Bien que le constat central se réfère au «bien commun», le document omet de préciser le sens de cette notion clé dans l’enseignement social catholique. Le Compendium de la doctrine sociale, publié par le même Conseil pontifical en 2004, consacre au bien commun les paragraphes 164 à 170. «Le bien commun ne consiste pas dans la simple somme des biens particuliers de chaque sujet du corps social. Etant à tous et à chacun, il est et demeure commun, car indivisible et parce qu’il n’est possible qu’ensemble de l’atteindre, de l’accroître et de le conserver, notamment en vue de l’avenir.» Et plus loin: «Le bien commun de la société n’est pas une fin en soi; il n’a de valeur qu’en référence à la poursuite des fins dernières de la personne et au bien commun universel de la création tout entière.» C’est seulement à la lumière d’un tel rappel que le document prend toute la force. Le bien commun n’est pas réductible à un cadre institutionnel ni à un ensemble de régulations, il donne une orientation idéale – selon la belle formule du Père Patrick de Laubier – ouverte sur la transcendance.

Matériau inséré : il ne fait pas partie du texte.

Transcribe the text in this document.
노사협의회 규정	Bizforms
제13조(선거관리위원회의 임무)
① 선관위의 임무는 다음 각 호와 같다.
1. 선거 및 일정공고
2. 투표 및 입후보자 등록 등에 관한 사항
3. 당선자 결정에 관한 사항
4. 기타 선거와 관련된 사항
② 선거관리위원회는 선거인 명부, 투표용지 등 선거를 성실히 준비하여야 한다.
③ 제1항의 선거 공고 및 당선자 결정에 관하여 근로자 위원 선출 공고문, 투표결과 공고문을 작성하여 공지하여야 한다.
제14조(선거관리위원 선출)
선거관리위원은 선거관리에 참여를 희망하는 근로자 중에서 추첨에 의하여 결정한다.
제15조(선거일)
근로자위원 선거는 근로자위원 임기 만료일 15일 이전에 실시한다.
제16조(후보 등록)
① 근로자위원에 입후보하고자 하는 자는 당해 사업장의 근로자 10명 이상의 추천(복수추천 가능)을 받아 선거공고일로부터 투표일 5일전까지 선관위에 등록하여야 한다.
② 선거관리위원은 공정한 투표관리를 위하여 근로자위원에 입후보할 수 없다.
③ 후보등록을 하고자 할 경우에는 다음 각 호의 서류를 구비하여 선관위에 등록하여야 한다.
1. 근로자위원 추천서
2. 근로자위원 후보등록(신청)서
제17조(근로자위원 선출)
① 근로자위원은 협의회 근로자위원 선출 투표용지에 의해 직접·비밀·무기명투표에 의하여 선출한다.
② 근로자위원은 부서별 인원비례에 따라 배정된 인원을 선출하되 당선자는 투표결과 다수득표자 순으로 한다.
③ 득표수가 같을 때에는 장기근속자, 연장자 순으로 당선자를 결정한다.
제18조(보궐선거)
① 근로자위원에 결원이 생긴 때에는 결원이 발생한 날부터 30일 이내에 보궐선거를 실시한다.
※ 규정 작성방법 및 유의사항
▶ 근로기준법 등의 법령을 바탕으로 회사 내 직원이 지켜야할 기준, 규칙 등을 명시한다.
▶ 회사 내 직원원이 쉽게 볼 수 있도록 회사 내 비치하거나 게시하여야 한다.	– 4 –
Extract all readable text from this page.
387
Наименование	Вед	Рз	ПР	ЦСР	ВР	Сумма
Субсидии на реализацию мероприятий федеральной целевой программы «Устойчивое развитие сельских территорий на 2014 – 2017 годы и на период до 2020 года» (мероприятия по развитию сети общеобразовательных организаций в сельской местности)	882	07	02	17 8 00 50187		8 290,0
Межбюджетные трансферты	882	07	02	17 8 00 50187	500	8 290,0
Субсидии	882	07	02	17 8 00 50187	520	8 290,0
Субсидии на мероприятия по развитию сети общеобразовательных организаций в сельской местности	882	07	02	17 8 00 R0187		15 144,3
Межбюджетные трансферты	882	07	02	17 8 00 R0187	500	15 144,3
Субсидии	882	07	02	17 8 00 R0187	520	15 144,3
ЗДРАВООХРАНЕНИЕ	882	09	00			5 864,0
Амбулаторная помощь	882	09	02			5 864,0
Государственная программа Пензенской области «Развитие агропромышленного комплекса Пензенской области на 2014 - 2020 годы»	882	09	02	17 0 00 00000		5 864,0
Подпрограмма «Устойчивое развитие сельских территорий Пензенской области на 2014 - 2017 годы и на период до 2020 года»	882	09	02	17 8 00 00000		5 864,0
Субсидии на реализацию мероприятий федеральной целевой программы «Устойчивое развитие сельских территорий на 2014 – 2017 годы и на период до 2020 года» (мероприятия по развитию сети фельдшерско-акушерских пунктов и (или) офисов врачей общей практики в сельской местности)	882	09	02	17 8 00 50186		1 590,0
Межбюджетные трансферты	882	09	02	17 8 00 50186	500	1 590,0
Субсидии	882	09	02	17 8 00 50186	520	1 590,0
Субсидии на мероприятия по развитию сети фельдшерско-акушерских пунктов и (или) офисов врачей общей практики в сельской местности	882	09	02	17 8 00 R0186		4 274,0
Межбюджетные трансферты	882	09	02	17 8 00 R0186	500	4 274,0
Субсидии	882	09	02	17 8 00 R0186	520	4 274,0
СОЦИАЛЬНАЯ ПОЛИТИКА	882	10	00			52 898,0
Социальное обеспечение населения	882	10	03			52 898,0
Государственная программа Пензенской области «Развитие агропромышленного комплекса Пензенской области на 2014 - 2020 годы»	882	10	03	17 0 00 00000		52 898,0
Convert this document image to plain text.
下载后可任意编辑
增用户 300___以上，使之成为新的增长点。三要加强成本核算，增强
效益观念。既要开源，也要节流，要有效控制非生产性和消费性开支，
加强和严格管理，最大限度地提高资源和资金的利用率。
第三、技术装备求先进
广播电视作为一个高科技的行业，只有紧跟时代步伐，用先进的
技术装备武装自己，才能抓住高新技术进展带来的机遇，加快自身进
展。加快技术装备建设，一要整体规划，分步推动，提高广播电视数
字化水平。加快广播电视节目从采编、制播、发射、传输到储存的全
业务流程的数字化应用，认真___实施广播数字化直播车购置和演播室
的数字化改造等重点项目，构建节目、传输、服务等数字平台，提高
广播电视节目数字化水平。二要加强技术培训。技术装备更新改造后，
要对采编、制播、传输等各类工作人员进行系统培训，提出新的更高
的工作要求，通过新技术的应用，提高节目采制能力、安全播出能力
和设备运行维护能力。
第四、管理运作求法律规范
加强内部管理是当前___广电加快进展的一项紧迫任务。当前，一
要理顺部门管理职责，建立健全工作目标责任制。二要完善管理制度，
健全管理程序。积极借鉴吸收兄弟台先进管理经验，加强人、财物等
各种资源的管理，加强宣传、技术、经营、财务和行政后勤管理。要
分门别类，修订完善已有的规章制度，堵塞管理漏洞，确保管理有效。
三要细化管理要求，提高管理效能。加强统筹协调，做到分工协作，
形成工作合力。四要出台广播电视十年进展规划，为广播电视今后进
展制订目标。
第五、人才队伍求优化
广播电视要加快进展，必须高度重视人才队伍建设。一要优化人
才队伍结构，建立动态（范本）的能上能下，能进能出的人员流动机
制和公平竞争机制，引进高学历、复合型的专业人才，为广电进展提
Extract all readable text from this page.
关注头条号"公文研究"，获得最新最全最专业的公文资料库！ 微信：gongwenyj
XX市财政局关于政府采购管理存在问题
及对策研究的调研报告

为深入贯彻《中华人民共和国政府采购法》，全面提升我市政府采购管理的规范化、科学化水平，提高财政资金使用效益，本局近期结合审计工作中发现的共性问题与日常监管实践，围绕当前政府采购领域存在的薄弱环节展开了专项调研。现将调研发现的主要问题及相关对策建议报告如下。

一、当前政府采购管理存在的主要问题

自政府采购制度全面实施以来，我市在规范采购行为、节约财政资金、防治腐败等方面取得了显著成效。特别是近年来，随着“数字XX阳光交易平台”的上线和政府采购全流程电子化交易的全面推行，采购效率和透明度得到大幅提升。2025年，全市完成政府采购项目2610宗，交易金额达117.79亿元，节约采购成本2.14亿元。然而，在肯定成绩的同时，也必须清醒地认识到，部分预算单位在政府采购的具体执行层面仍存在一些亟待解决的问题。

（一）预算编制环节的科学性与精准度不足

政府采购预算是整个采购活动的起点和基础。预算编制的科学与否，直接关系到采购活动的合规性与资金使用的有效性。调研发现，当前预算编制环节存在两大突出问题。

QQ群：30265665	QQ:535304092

Une fois posé le constat de la «déshérence» du bien commun, le document se penche sur les moyens qui permettraient au monde contemporain de retrouver le souci du bien commun. Le regard pointe alors vers le politique dont le devoir prioritaire consiste, selon le Vatican, à reprendre la main sur l’économique et le financier. Comment alors mettre au diapason le politique, resté avant tout national, avec l’économique et le financier devenus globaux?
En théorie deux solutions seraient possibles: soit en ramener les questions économiques et financières au niveau national – c’est ce que prône la dé-globalisation de gauche comme de droite; soit, et c’est l’option prise par Justice et Paix, préparer dès aujourd’hui l’avènement d’une «autorité mondiale» supranationale (le terme est utilisé) à laquelle les Etats abandonneraient progressivement leurs compétences, notamment, en matière monétaire et économique. C’est seulement de cette manière que, selon les auteurs, les pays et populations les plus fragiles verraient leurs droits préservés, notamment ceux de bénéficier de ce bien public qu’est «un système économique et financier mondial libre, stable et au service de l’économie réelle».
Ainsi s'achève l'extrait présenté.